Ontiveros-Valencia’s paper reported on her research project using membrane biofilm reactors in which a gathering of microbes develops as a thin layer on the surface of hollow membranes.
Those membranes deliver hydrogen gas, which is the source for electrons that microorganisms need to transform the pollutant to safer substances, she explained.
Through this method “microorganisms transform selenate to elemental selenium. Elemental selenium was located within the biofilm matrix, and we provide evidence on its location by imaging the biofilm with scanning electron microscopy and transmission electron microscopy,” she explained. “Elemental selenium has economic value if we can recover it after microbial transformation in the membrane biofilm reactors.”
Fajardo-William’s award-winning research paper detailed the design and operation of a biological reactor for the detoxification of trichloroethene (TCE), a common groundwater contaminant. The microorganisms used in the reactor can convert toxic, carcinogenic TCE to non-toxic ethane. The reactor can produce high-density microbial cultures that dechlorinate TCE at unprecedented fast rates, and convert 97 to 99.9 percent of toxic TCE to non-toxic ethane.
Ontiveros-Valencia came to ASU in 2007 from her home in Mexico. In 2009 she received a master’s degree in applied biological sciences and began doctoral studies in ASU’s School of Sustainability. The multidisciplinary nature of the program enabled her to combine studies in various disciplines, including courses in the civil, environmental and sustainable engineering program in the ASU’s Ira A. Fulton Schools of Engineering.
Her doctoral research focused on understanding the behavior of microbial communities to reclaim polluted water with nitrate and perchlorate.
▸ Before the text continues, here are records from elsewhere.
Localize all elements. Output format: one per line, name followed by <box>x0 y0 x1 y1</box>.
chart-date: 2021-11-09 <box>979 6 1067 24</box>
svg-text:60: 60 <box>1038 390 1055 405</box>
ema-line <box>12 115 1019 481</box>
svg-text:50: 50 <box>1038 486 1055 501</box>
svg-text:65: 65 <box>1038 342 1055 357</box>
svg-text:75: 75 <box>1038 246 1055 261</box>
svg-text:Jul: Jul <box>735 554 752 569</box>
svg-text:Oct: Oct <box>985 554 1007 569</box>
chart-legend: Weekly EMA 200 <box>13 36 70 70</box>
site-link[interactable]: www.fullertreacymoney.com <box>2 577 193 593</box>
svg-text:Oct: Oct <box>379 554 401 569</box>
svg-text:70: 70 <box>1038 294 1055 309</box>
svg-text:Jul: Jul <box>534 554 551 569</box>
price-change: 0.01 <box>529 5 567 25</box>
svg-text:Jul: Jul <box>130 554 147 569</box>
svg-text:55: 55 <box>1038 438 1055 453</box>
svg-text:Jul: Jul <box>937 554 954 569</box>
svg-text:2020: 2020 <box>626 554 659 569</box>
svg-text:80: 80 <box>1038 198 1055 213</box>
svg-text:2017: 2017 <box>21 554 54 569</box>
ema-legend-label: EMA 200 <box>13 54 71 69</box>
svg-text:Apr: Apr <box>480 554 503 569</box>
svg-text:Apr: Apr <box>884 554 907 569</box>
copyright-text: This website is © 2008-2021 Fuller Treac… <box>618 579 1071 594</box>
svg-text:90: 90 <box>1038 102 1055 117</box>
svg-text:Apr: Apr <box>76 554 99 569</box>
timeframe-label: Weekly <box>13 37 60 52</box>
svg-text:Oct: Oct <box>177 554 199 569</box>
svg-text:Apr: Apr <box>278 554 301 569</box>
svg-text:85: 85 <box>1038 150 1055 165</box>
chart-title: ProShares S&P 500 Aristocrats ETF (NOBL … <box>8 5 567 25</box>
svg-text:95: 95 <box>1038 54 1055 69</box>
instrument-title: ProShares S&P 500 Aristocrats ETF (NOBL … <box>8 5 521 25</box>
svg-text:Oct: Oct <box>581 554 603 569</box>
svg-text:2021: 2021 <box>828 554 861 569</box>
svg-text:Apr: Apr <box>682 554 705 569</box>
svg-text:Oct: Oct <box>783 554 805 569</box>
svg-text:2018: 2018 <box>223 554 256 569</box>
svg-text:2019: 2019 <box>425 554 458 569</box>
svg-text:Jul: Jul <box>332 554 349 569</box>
She was co-advised on her doctoral work by professor Bruce Rittmann and associate professor Rosa Krajmalnik-Brown, faculty members in the School of Sustainable Engineering and the Built Environment, one of the Fulton Schools of Engineering.
Ontiveros-Valencia received her doctoral degree in sustainability in the spring of this year. She now works at the Biodesign Institute at ASU in the Swette Center for Environmental Biotechnology, under the direction of Rittmann and Krajmalnik-Brown. Rittman is director of the center. Krajmalnik-Brown, a senior sustainability scientist, leads a research group in the center.
Fajardo-Williams came to ASU from St. Lucia in the Caribbean, the sixth member of her family to attend ASU. She earned bachelor’s degrees in chemical engineering and economics in 2012 before beginning a doctoral program in 2013.
She is expanding on work she began a few years ago in Krajmalnik-Brown’s Swette Center lab through the Fulton Undergraduate Research Initiative. She is continuing to do her doctoral research as member of the same lab team.